スパーとライトスパー②

スパーとライトスパー②

前回に引き続き、「スパーとライトスパーはどう違う?」の質問に答えるコーナー、第2回。

意外に難しい
比較的強度が高くないライトスパー。
『軽いスパーって、力を抜いたスパーってことでしょ?楽勝やん』なんて思うことなかれ。実は、突き詰めるととても難しい。
私も子供達によく言っているのだが、“ライトスパー(軽い組手)だからといって、ダラダラとやるわけではない”。
スピードや持てる技術は高く保ったまま、当たる瞬間にだけ力を抜く。しかも、スパー中は当然相手も動いているので、動いている相手の位置に合わせて自分の身体をコントロールしなければならない。
なにより、ライトスパーはあくまでも“相手にとって軽く”でなければならない。

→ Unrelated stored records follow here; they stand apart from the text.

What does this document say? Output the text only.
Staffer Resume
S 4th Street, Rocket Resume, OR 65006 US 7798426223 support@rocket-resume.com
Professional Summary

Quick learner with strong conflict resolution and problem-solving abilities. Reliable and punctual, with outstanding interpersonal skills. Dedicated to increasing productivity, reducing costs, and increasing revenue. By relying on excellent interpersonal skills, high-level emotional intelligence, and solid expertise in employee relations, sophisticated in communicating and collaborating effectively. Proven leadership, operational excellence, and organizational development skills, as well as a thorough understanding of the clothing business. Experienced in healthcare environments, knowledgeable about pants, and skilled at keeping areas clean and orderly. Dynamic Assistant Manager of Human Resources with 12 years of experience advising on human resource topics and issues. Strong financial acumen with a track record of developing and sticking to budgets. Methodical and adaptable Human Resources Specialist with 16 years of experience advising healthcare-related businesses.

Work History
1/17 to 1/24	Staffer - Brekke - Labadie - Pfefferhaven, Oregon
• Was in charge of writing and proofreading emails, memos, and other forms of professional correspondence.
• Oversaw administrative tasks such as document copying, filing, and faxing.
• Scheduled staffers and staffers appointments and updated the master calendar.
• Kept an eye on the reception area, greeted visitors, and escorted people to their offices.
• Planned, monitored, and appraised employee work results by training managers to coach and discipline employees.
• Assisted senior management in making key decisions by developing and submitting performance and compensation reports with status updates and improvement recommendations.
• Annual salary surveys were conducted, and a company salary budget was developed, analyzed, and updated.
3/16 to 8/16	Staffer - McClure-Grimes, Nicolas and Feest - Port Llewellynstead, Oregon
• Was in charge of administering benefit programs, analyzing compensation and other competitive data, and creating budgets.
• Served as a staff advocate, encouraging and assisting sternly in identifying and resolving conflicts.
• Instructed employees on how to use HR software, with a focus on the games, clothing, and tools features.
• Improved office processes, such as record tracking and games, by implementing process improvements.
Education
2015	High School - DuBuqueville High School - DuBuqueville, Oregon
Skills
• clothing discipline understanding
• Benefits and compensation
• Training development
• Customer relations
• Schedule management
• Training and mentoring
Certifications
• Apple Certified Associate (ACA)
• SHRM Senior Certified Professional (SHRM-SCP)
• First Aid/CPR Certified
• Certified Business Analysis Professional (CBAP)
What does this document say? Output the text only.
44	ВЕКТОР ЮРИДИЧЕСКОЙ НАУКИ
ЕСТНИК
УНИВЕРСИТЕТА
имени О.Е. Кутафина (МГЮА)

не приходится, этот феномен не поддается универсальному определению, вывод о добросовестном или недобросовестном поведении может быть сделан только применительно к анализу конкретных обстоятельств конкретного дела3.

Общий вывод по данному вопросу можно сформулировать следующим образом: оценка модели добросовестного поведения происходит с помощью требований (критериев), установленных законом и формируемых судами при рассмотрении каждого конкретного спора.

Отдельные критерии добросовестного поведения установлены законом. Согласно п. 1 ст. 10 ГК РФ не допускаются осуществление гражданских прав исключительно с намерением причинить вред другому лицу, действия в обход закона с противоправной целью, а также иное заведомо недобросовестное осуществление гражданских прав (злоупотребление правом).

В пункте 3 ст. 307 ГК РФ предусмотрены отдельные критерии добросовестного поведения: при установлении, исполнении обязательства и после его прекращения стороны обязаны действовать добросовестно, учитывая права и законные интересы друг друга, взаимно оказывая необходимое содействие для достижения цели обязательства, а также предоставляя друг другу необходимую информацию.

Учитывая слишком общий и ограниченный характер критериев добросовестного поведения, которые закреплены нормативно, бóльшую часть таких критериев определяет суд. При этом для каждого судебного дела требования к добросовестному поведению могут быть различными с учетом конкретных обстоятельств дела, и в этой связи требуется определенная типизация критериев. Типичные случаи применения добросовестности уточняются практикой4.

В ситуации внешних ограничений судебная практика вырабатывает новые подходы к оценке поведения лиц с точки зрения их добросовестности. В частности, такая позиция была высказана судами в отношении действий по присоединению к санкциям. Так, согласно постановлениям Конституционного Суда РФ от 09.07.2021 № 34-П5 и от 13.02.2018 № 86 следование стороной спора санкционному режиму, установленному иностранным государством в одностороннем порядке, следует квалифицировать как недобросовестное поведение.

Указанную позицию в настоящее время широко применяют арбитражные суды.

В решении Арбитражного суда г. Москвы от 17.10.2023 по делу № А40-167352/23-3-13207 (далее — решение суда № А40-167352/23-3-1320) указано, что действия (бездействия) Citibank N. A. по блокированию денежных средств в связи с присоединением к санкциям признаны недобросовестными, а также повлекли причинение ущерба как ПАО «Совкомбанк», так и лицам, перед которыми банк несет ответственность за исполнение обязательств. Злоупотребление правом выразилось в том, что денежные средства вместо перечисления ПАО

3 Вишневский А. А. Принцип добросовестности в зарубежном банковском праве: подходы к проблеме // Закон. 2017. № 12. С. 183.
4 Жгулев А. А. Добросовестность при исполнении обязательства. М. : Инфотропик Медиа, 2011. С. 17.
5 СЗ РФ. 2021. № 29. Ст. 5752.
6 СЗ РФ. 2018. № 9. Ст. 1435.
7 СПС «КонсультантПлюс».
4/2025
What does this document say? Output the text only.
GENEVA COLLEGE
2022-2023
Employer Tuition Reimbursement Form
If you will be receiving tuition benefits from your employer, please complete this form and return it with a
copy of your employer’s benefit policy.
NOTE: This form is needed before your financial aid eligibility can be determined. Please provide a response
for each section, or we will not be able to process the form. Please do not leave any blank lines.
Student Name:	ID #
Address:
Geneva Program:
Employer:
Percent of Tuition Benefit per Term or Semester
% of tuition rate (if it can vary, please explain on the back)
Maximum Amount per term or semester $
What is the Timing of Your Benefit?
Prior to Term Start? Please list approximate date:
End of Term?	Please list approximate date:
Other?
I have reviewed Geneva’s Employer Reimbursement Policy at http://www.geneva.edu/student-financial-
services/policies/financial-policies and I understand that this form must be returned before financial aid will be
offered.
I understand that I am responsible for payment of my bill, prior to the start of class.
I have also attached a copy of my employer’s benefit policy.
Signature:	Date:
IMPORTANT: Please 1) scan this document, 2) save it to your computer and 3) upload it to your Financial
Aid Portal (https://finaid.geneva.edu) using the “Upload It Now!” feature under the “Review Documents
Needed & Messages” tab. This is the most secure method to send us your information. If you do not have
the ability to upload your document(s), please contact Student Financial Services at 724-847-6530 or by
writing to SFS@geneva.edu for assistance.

つまり、相手の技量や気持ちを思いやって行う必要がある。

相手を思いやることも必要
この難しさはどの格闘技でも同じで、例えば打撃のないブラジリアン柔術のライトスパーは、相手の技をわざと受けて練習をしてもらいながら、今度は自分が適切な時にエスケープをして技をかけ返す、を繰り返す。
やはり相手の事を慮って自分も適切に動く必要がある。しかも、スパーの強度に偏りがあると練習にならないため、やりながら相手と強度を合わせていくことも求められる。
このように、ライトスパー(軽い組手)は簡単そうで難しい。なので、子供や初級者には意外に難易度が高い練習となる。
実際に当道場でも、初級の男性と組手稽古をしていた女性が、男性の蹴りを受けて脚を痛めたことがある。
もちろん、男性も技術レベルがまだ発展途上の中なので男性に非はなく、状況に合わせた練習を組めなかった私に非がある。とにもかくにも、ライトスパーは意外に技術が必要だし、相手の技量や気持ちを思いやることが必要なのだ。

質問に対する答えをまとめると、『スパーは格闘技に欠かせない対人練習だが、練習強度が高い。ライトスパーは、強度は高くないが意外に難しい。でもできるようになるとみんなで格闘技を楽しめる練習』という感じか。

結局は自分との闘い
当たり前だが、『難易度が高いから子供や初級者にはさせられない』とはならない。これも子供達によく言うが、“できないからこそ練習”。
当道場の子供達も練習のかいがあってか、最近ではライトスパーが上手にできるようになってきた。

練習した先には、技術が向上した自分、人を思いやることのできる自分、がいる。
対人稽古であっても、結局は自分とどう向き合うか。どう自分を成長させるか。